New research from Datical suggests that it’s time for companies to shed their old ways of updating databases, and welcome modern database release processes to get over the speed bumps that slow down organizations on their road to digital transformation.

Datical, a database software company, found one agreement from the database managers and IT leaders it polled. In its survey, which looked at the biggest delays to digital transformation initiatives, it found the process of database management and updating the databases is a huge bottleneck for application development.

(Related: Redgate finds that databases are a common bottleneck for DevOps)

A major finding from the survey highlights the need for new solutions for updating the database, where 91% of respondents reported that the process of updating and changing databases delays application release time, according to Robert Reeves, CTO of Datical.

After reviewing the findings, he said he is shocked that companies are still updating their databases “the same way we did in the 1990s.”

As releases for applications continue to speed up, the rate of changes to the databases need to also move at the same pace. From the survey, a clear majority of database administrators (67% of data administrators) said that the length of time needed to complete a change request has increased in the last 12 months.

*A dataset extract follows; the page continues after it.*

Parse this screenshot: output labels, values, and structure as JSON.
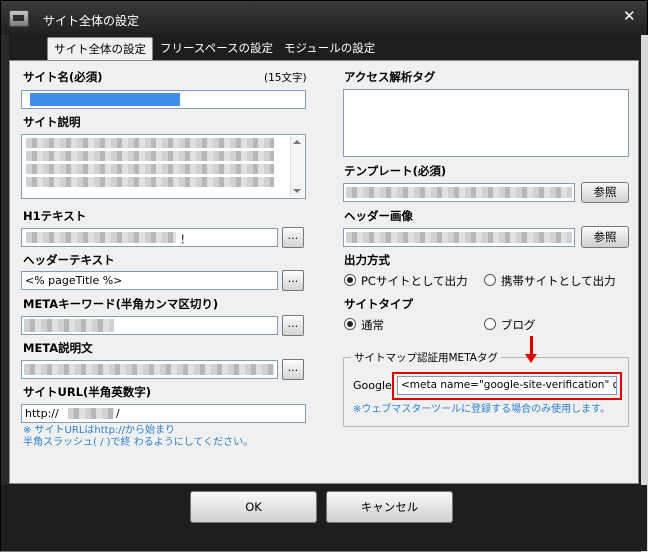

Also, the pace of database releases appears to have led to an increase in database errors, with almost one-third of IT executives highlighting that they have seen an increase over the last 12 months in error rates in production, caused by bad database changes.

From a business standpoint, tackling these database challenges will help companies release software at the pace of agile and DevOps. However, there is a people-management factor in all of this that shouldn’t be ignored, according to Reeves.

For instance, if developers have to wait months to get their code out and into production, then they aren’t really seeing “the fruits of their labor,” said Reeves, which can frustrate today’s technical employees.

“If we shorten the release cycle and make it easier for developers to get their software out, as a businesses we are going to see more value from that,” he said. “But let’s talk about self-actualization. If I am a developer, do I really want to wait to see my code show up on my mobile phone and get through production and finally released?”

What is particularly frustrating from Reeves’ perspective is that the problem of release automation has already been solved, and there are plenty of solutions and strategies available for companies to take advantage of. Fortunately, some IT managers are taking advantage of them, and it’s only a matter of time until database release automation is as prevalent as the cloud or DevOps, he said.

Still, 19% from the survey said their organization is evaluating such automation, and more than three quarters (77%) said that they are already adopting or actively planning to adopt automation.

One suggestion from Reeves is to get IT leaders from the top to come in and find more modernized, improved ways of managing the database, instead of continuing to use outdated methods. He said companies need to tackle this issue with database automation; after that, companies can “lather, rinse and repeat” through the process of eliminating other bottlenecks.

“There needs to be leadership from the top that says ‘We need to change,’ ” said Reeves. “The second thing is there needs to be an understanding that you ‘eat the elephant one bite at a time.’ DevOps is not a process that we buy; we need to continually look at how we can get software out the door and look at our biggest bottlenecks and eliminate them.”